Nadir Shah

Personal information
- Born: 7 February 1964 Dhaka, East Pakistan
- Died: 10 September 2021 (aged 57)
- Relations: Jahangir Shah (brother)

Umpiring information
- ODIs umpired: 40 (2006–2011)
- T20Is umpired: 3 (2006–2011)
- Source: CricketArchive, 10 September 2021

= Nadir Shah (umpire) =

Bangladeshi cricket umpire (1964–2021)

Nadir Shah (7 February 1964 – 10 September 2021) was an international cricket umpire from Bangladesh. He stood in international matches between 2006 and 2011. He was caught in a sting operation and initially banned for ten years for corruption. The ban was lifted after six years, and he resumed umpiring in domestic cricket in Bangladesh. He died of cancer in September 2021.

==Life and career==
Nadir Shah was born on 7 February 1964 in Dhaka, Bangladesh. He was the youngest of seven brothers, and developed a passion for cricket from a young age. One of his older brothers, Jahangir Shah played for the Bangladesh national cricket team. Nadir, along with some of his other brothers, played in the Dhaka League for a variety of teams. He was described in his obituary in The Daily Star as "a leg-spinner and handy batsman". He started umpiring in the 1990s, and worked as a scout for Bangladesh during the 1997 ICC Trophy. He made his international umpiring debut in a One Day International (ODI) between Bangladesh and Kenya at Bogra in March 2006.

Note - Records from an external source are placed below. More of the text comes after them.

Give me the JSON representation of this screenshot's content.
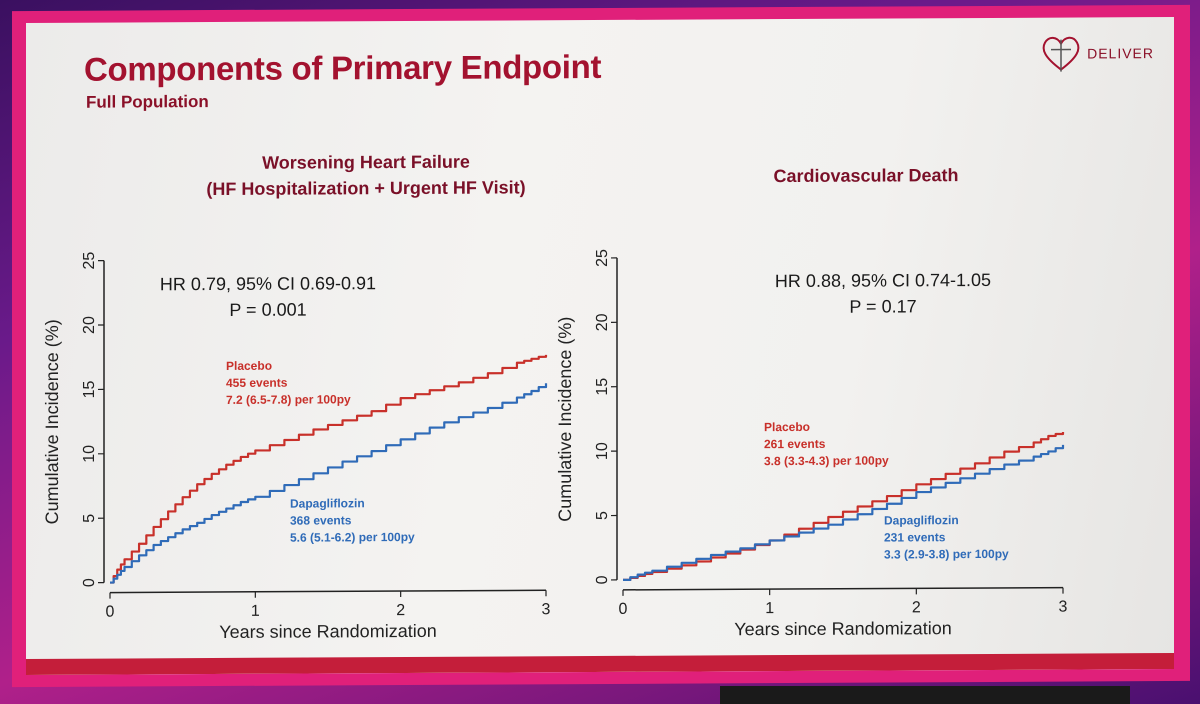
{
  "slide": {
    "title": "Components of Primary Endpoint",
    "subtitle": "Full Population",
    "logo_text": "DELIVER"
  },
  "colors": {
    "placebo": "#c8302a",
    "dapagliflozin": "#2f6bb8",
    "title": "#a3122f"
  },
  "chart_data": [
    {
      "type": "line",
      "title_line1": "Worsening Heart Failure",
      "title_line2": "(HF Hospitalization + Urgent HF Visit)",
      "stats_line1": "HR 0.79,  95% CI 0.69-0.91",
      "stats_line2": "P = 0.001",
      "xlabel": "Years since Randomization",
      "ylabel": "Cumulative Incidence (%)",
      "xlim": [
        0,
        3
      ],
      "ylim": [
        0,
        25
      ],
      "xticks": [
        "0",
        "1",
        "2",
        "3"
      ],
      "yticks": [
        "0",
        "5",
        "10",
        "15",
        "20",
        "25"
      ],
      "series": [
        {
          "name": "Placebo",
          "events": "455 events",
          "rate": "7.2 (6.5-7.8) per 100py",
          "x": [
            0,
            0.05,
            0.1,
            0.2,
            0.3,
            0.4,
            0.5,
            0.6,
            0.7,
            0.8,
            0.9,
            1.0,
            1.2,
            1.4,
            1.6,
            1.8,
            2.0,
            2.2,
            2.4,
            2.6,
            2.8,
            2.9,
            3.0
          ],
          "y": [
            0,
            1.0,
            1.8,
            3.0,
            4.3,
            5.5,
            6.6,
            7.6,
            8.4,
            9.1,
            9.7,
            10.2,
            11.0,
            11.8,
            12.5,
            13.2,
            14.2,
            14.8,
            15.4,
            16.1,
            16.9,
            17.2,
            17.5
          ]
        },
        {
          "name": "Dapagliflozin",
          "events": "368 events",
          "rate": "5.6 (5.1-6.2) per 100py",
          "x": [
            0,
            0.05,
            0.1,
            0.2,
            0.3,
            0.4,
            0.5,
            0.6,
            0.7,
            0.8,
            0.9,
            1.0,
            1.2,
            1.4,
            1.6,
            1.8,
            2.0,
            2.2,
            2.4,
            2.6,
            2.8,
            2.9,
            3.0
          ],
          "y": [
            0,
            0.6,
            1.2,
            2.1,
            2.9,
            3.5,
            4.1,
            4.6,
            5.2,
            5.7,
            6.2,
            6.6,
            7.5,
            8.4,
            9.3,
            10.1,
            11.0,
            11.9,
            12.7,
            13.4,
            14.2,
            14.7,
            15.3
          ]
        }
      ]
    },
    {
      "type": "line",
      "title_line1": "Cardiovascular Death",
      "stats_line1": "HR 0.88, 95% CI 0.74-1.05",
      "stats_line2": "P = 0.17",
      "xlabel": "Years since Randomization",
      "ylabel": "Cumulative Incidence (%)",
      "xlim": [
        0,
        3
      ],
      "ylim": [
        0,
        25
      ],
      "xticks": [
        "0",
        "1",
        "2",
        "3"
      ],
      "yticks": [
        "0",
        "5",
        "10",
        "15",
        "20",
        "25"
      ],
      "series": [
        {
          "name": "Placebo",
          "events": "261 events",
          "rate": "3.8 (3.3-4.3) per 100py",
          "x": [
            0,
            0.1,
            0.2,
            0.4,
            0.6,
            0.8,
            1.0,
            1.2,
            1.4,
            1.6,
            1.8,
            2.0,
            2.2,
            2.4,
            2.6,
            2.8,
            2.9,
            3.0
          ],
          "y": [
            0,
            0.3,
            0.6,
            1.1,
            1.7,
            2.3,
            3.0,
            3.9,
            4.8,
            5.6,
            6.4,
            7.3,
            8.1,
            8.9,
            9.8,
            10.5,
            11.0,
            11.3
          ]
        },
        {
          "name": "Dapagliflozin",
          "events": "231 events",
          "rate": "3.3 (2.9-3.8) per 100py",
          "x": [
            0,
            0.1,
            0.2,
            0.4,
            0.6,
            0.8,
            1.0,
            1.2,
            1.4,
            1.6,
            1.8,
            2.0,
            2.2,
            2.4,
            2.6,
            2.8,
            2.9,
            3.0
          ],
          "y": [
            0,
            0.4,
            0.7,
            1.3,
            1.9,
            2.4,
            3.0,
            3.6,
            4.2,
            5.0,
            5.8,
            6.7,
            7.4,
            8.1,
            8.8,
            9.4,
            9.8,
            10.3
          ]
        }
      ]
    }
  ]
}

He predominantly stood in matches in Bangladesh, but also umpired during the 2007 ICC World Cricket League Division One in Kenya and the Kenyan tour of Zimbabwe in 2009–10. He acted as a TV umpire for six Test matches. Shah was well-regarded and known to give technical tips to players who were struggling. During his career as an international umpire, he officiated in 6 Tests, 63 ODIs and 3 T20I matches. The last time he supervised a match was in October 2019 at the National Cricket League.

In October 2012 he was caught in a TV sting operation appearing to agree to give decisions in exchange for money as an umpire during the 2012 ICC World Twenty20. He denied the allegations. In March 2013 he was banned for ten years by the Bangladesh Cricket Board (BCB). In February 2016 the BCB lifted the ban on Shah and he was eligible to umpire in domestic matches in Bangladesh. He continued to umpire until October 2019.

He died on 10 September 2021 from cancer at the age of 57.